Read more: check out our pick of the best graphics cards around right now.
In the Spring of next year Microsoft are preparing to release the Creators Update for Windows 10. It’s a free patch which will add a host of creative features, such as game broadcasting, music creation and an improved version of MS Paint. Now with 3D modelling! Along with that is an update to the Windows Store for games which adds a minimum driver requirement bundling the software in with the download of individual games.
Basically it looks like the Windows Store is going to enforce a graphics driver update on you if you’re downloading from their store. I can understand why it’s happening; they want to make things easier for gamers by taking the onus off them to keep their drivers updated. In practice though it could mean day one game ready drivers getting forcibly installed onto your machine if you want to play a particular game whether you like it or not.
There are times when early drivers for brand new games have undiscovered issues in them which can have potentially nasty effects for your PC as a whole. At the moment when that happens you have the option to not install a particular driver regardless of what games you’re installing or playing. This allows you to wait until a fix is found or a newer driver released and taking that out of your control seems rather unnecessary.

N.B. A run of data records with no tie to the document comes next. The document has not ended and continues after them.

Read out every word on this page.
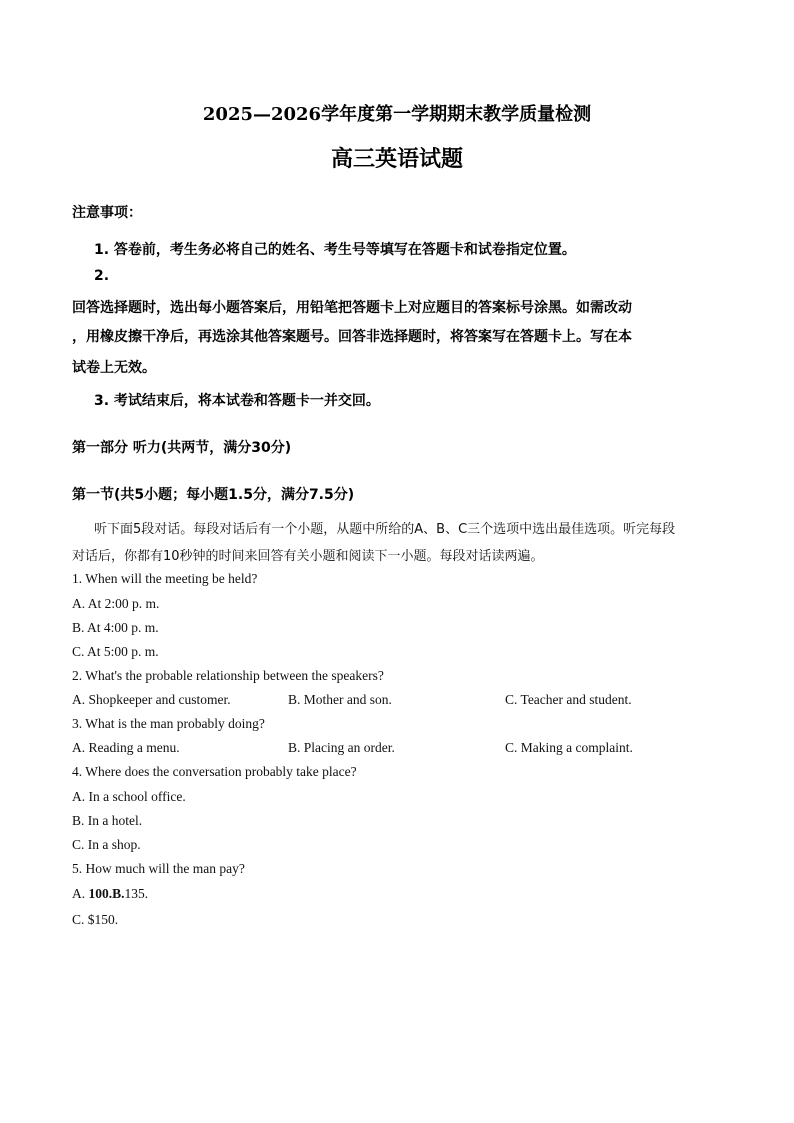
2025—2026学年度第一学期期末教学质量检测
高三英语试题
注意事项：
1. 答卷前，考生务必将自己的姓名、考生号等填写在答题卡和试卷指定位置。
2.
回答选择题时，选出每小题答案后，用铅笔把答题卡上对应题目的答案标号涂黑。如需改动
，用橡皮擦干净后，再选涂其他答案题号。回答非选择题时，将答案写在答题卡上。写在本
试卷上无效。
3. 考试结束后，将本试卷和答题卡一并交回。
第一部分 听力(共两节，满分30分)
第一节(共5小题；每小题1.5分，满分7.5分)
听下面5段对话。每段对话后有一个小题，从题中所给的A、B、C三个选项中选出最佳选项。听完每段
对话后，你都有10秒钟的时间来回答有关小题和阅读下一小题。每段对话读两遍。
1. When will the meeting be held?
A. At 2:00 p. m.
B. At 4:00 p. m.
C. At 5:00 p. m.
2. What's the probable relationship between the speakers?
A. Shopkeeper and customer.	B. Mother and son.	C. Teacher and student.
3. What is the man probably doing?
A. Reading a menu.	B. Placing an order.	C. Making a complaint.
4. Where does the conversation probably take place?
A. In a school office.
B. In a hotel.
C. In a shop.
5. How much will the man pay?
A. 100.B.135.
C. $150.
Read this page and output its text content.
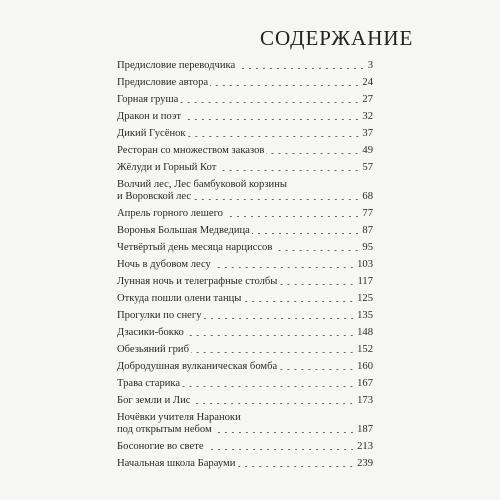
СОДЕРЖАНИЕ
Предисловие переводчика	3
Предисловие автора	24
Горная груша	27
Дракон и поэт	32
Дикий Гусёнок	37
Ресторан со множеством заказов	49
Жёлуди и Горный Кот	57
Волчий лес, Лес бамбуковой корзины
и Воровской лес	68
Апрель горного лешего	77
Воронья Большая Медведица	87
Четвёртый день месяца нарциссов	95
Ночь в дубовом лесу	103
Лунная ночь и телеграфные столбы	117
Откуда пошли олени танцы	125
Прогулки по снегу	135
Дзасики-бокко	148
Обезьяний гриб	152
Добродушная вулканическая бомба	160
Трава старика	167
Бог земли и Лис	173
Ночёвки учителя Нараноки
под открытым небом	187
Босоногие во свете	213
Начальная школа Барауми	239
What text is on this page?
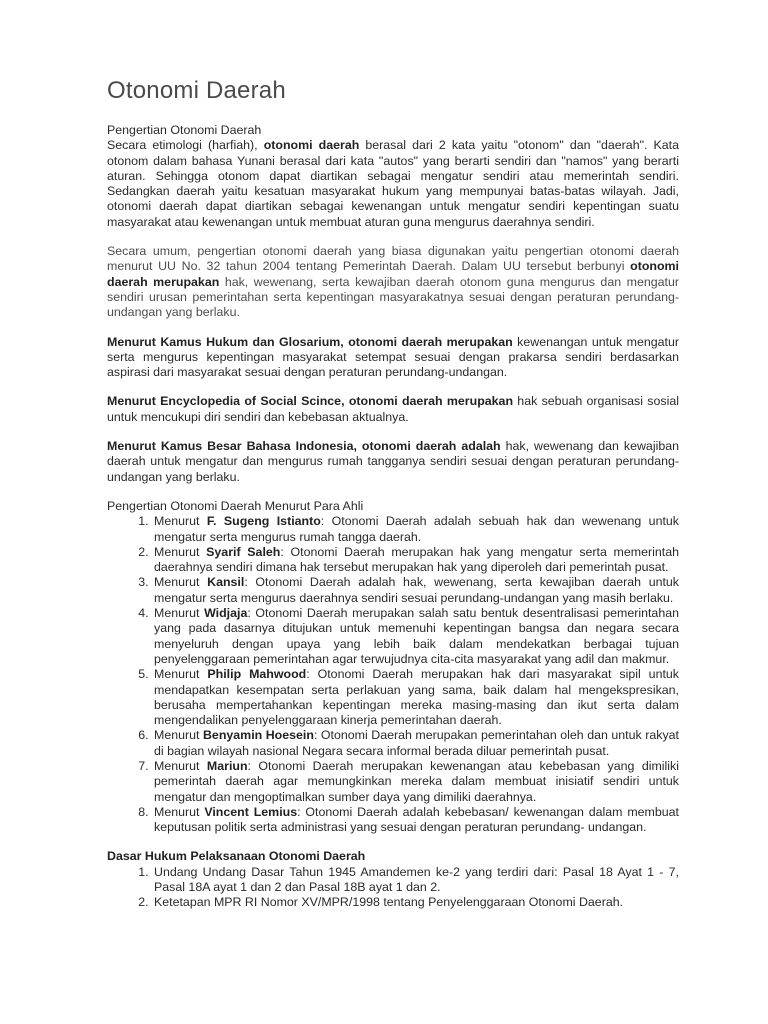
Otonomi Daerah

Pengertian Otonomi Daerah

Secara etimologi (harfiah), otonomi daerah berasal dari 2 kata yaitu "otonom" dan "daerah". Kata otonom dalam bahasa Yunani berasal dari kata "autos" yang berarti sendiri dan "namos" yang berarti aturan. Sehingga otonom dapat diartikan sebagai mengatur sendiri atau memerintah sendiri. Sedangkan daerah yaitu kesatuan masyarakat hukum yang mempunyai batas-batas wilayah. Jadi, otonomi daerah dapat diartikan sebagai kewenangan untuk mengatur sendiri kepentingan suatu masyarakat atau kewenangan untuk membuat aturan guna mengurus daerahnya sendiri.

Secara umum, pengertian otonomi daerah yang biasa digunakan yaitu pengertian otonomi daerah menurut UU No. 32 tahun 2004 tentang Pemerintah Daerah. Dalam UU tersebut berbunyi otonomi daerah merupakan hak, wewenang, serta kewajiban daerah otonom guna mengurus dan mengatur sendiri urusan pemerintahan serta kepentingan masyarakatnya sesuai dengan peraturan perundang-undangan yang berlaku.

Menurut Kamus Hukum dan Glosarium, otonomi daerah merupakan kewenangan untuk mengatur serta mengurus kepentingan masyarakat setempat sesuai dengan prakarsa sendiri berdasarkan aspirasi dari masyarakat sesuai dengan peraturan perundang-undangan.

Menurut Encyclopedia of Social Scince, otonomi daerah merupakan hak sebuah organisasi sosial untuk mencukupi diri sendiri dan kebebasan aktualnya.

Menurut Kamus Besar Bahasa Indonesia, otonomi daerah adalah hak, wewenang dan kewajiban daerah untuk mengatur dan mengurus rumah tangganya sendiri sesuai dengan peraturan perundang-undangan yang berlaku.

Pengertian Otonomi Daerah Menurut Para Ahli

1. Menurut F. Sugeng Istianto: Otonomi Daerah adalah sebuah hak dan wewenang untuk mengatur serta mengurus rumah tangga daerah.
2. Menurut Syarif Saleh: Otonomi Daerah merupakan hak yang mengatur serta memerintah daerahnya sendiri dimana hak tersebut merupakan hak yang diperoleh dari pemerintah pusat.
3. Menurut Kansil: Otonomi Daerah adalah hak, wewenang, serta kewajiban daerah untuk mengatur serta mengurus daerahnya sendiri sesuai perundang-undangan yang masih berlaku.
4. Menurut Widjaja: Otonomi Daerah merupakan salah satu bentuk desentralisasi pemerintahan yang pada dasarnya ditujukan untuk memenuhi kepentingan bangsa dan negara secara menyeluruh dengan upaya yang lebih baik dalam mendekatkan berbagai tujuan penyelenggaraan pemerintahan agar terwujudnya cita-cita masyarakat yang adil dan makmur.
5. Menurut Philip Mahwood: Otonomi Daerah merupakan hak dari masyarakat sipil untuk mendapatkan kesempatan serta perlakuan yang sama, baik dalam hal mengekspresikan, berusaha mempertahankan kepentingan mereka masing-masing dan ikut serta dalam mengendalikan penyelenggaraan kinerja pemerintahan daerah.
6. Menurut Benyamin Hoesein: Otonomi Daerah merupakan pemerintahan oleh dan untuk rakyat di bagian wilayah nasional Negara secara informal berada diluar pemerintah pusat.
7. Menurut Mariun: Otonomi Daerah merupakan kewenangan atau kebebasan yang dimiliki pemerintah daerah agar memungkinkan mereka dalam membuat inisiatif sendiri untuk mengatur dan mengoptimalkan sumber daya yang dimiliki daerahnya.
8. Menurut Vincent Lemius: Otonomi Daerah adalah kebebasan/ kewenangan dalam membuat keputusan politik serta administrasi yang sesuai dengan peraturan perundang- undangan.

Dasar Hukum Pelaksanaan Otonomi Daerah

1. Undang Undang Dasar Tahun 1945 Amandemen ke-2 yang terdiri dari: Pasal 18 Ayat 1 - 7, Pasal 18A ayat 1 dan 2 dan Pasal 18B ayat 1 dan 2.
2. Ketetapan MPR RI Nomor XV/MPR/1998 tentang Penyelenggaraan Otonomi Daerah.
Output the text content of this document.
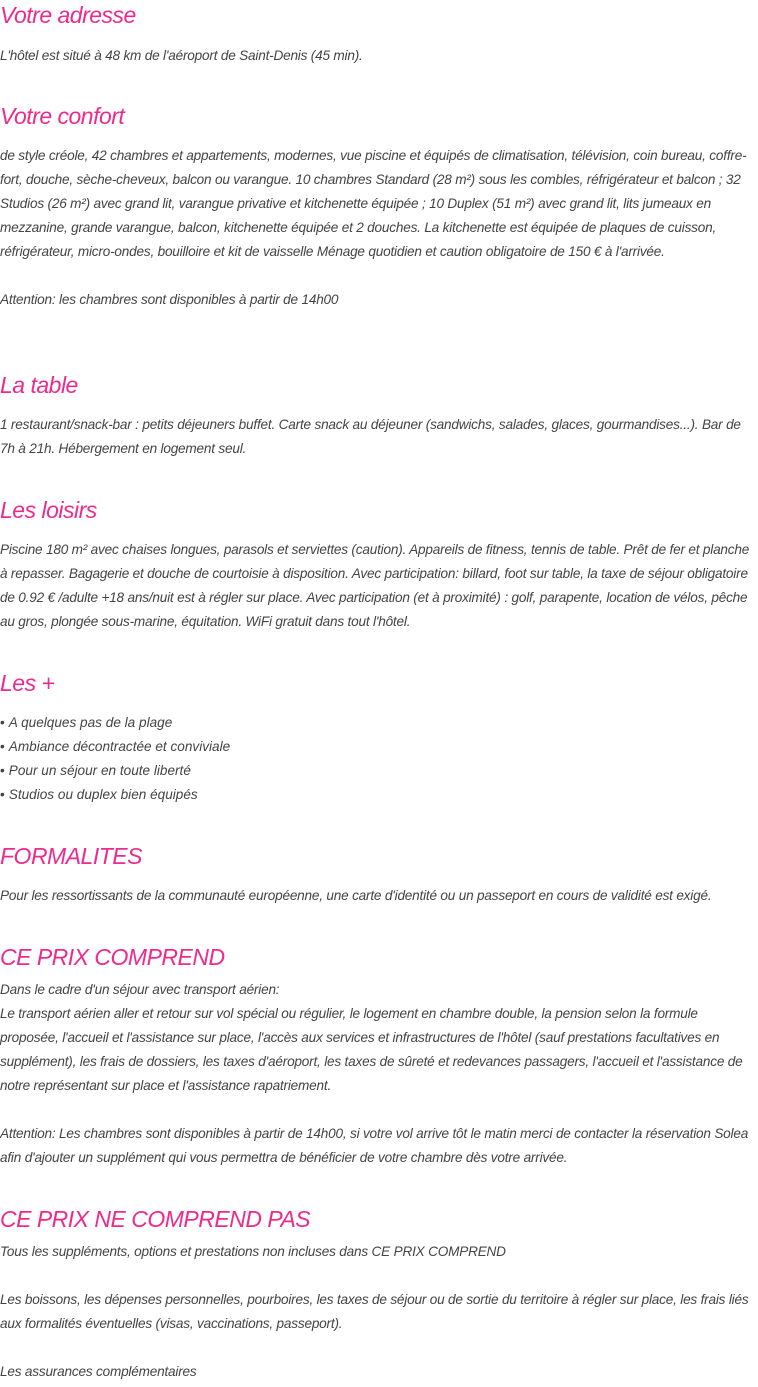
Votre adresse

L'hôtel est situé à 48 km de l'aéroport de Saint-Denis (45 min).

Votre confort

de style créole, 42 chambres et appartements, modernes, vue piscine et équipés de climatisation, télévision, coin bureau, coffre-fort, douche, sèche-cheveux, balcon ou varangue. 10 chambres Standard (28 m²) sous les combles, réfrigérateur et balcon ; 32 Studios (26 m²) avec grand lit, varangue privative et kitchenette équipée ; 10 Duplex (51 m²) avec grand lit, lits jumeaux en mezzanine, grande varangue, balcon, kitchenette équipée et 2 douches. La kitchenette est équipée de plaques de cuisson, réfrigérateur, micro-ondes, bouilloire et kit de vaisselle Ménage quotidien et caution obligatoire de 150 € à l'arrivée.

Attention: les chambres sont disponibles à partir de 14h00

La table

1 restaurant/snack-bar : petits déjeuners buffet. Carte snack au déjeuner (sandwichs, salades, glaces, gourmandises...). Bar de 7h à 21h. Hébergement en logement seul.

Les loisirs

Piscine 180 m² avec chaises longues, parasols et serviettes (caution). Appareils de fitness, tennis de table. Prêt de fer et planche à repasser. Bagagerie et douche de courtoisie à disposition. Avec participation: billard, foot sur table, la taxe de séjour obligatoire de 0.92 € /adulte +18 ans/nuit est à régler sur place. Avec participation (et à proximité) : golf, parapente, location de vélos, pêche au gros, plongée sous-marine, équitation. WiFi gratuit dans tout l'hôtel.

Les +
• A quelques pas de la plage
• Ambiance décontractée et conviviale
• Pour un séjour en toute liberté
• Studios ou duplex bien équipés
FORMALITES

Pour les ressortissants de la communauté européenne, une carte d'identité ou un passeport en cours de validité est exigé.

CE PRIX COMPREND

Dans le cadre d'un séjour avec transport aérien:

Le transport aérien aller et retour sur vol spécial ou régulier, le logement en chambre double, la pension selon la formule proposée, l'accueil et l'assistance sur place, l'accès aux services et infrastructures de l'hôtel (sauf prestations facultatives en supplément), les frais de dossiers, les taxes d'aéroport, les taxes de sûreté et redevances passagers, l'accueil et l'assistance de notre représentant sur place et l'assistance rapatriement.

Attention: Les chambres sont disponibles à partir de 14h00, si votre vol arrive tôt le matin merci de contacter la réservation Solea afin d'ajouter un supplément qui vous permettra de bénéficier de votre chambre dès votre arrivée.

CE PRIX NE COMPREND PAS

Tous les suppléments, options et prestations non incluses dans CE PRIX COMPREND

Les boissons, les dépenses personnelles, pourboires, les taxes de séjour ou de sortie du territoire à régler sur place, les frais liés aux formalités éventuelles (visas, vaccinations, passeport).

Les assurances complémentaires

Admittedly this is a worst-case scenario. Driver updates are rarely that catastrophic and chances are Microsoft are only going to force-download WHQL (Windows hardware quality labs) tested drivers and generally they’re the most reliable. You will also be able to roll back the update if it does prove to be broken, but as a minimum requirement it may still stop you from playing the game you just bought if you do.
But is there really any need for this in the first place? Both Nvidia’s GeForce Experience and AMD’s Crimson ReLive software are able to inform you about new driver releases, and you even have the option to download them in the background to install whenever you want. It’s not like driver upkeep is even that tough right now.
Introducing another hoop to jump through when you’re trying to download a game from the Windows Store just seems bizarre.
Already it barely feels like a service that’s been designed for gamers. All they had to do was copy Steam, like EA did, and things would have been fine. Unnecessary, but fine. Sadly Microsoft have gone their own way.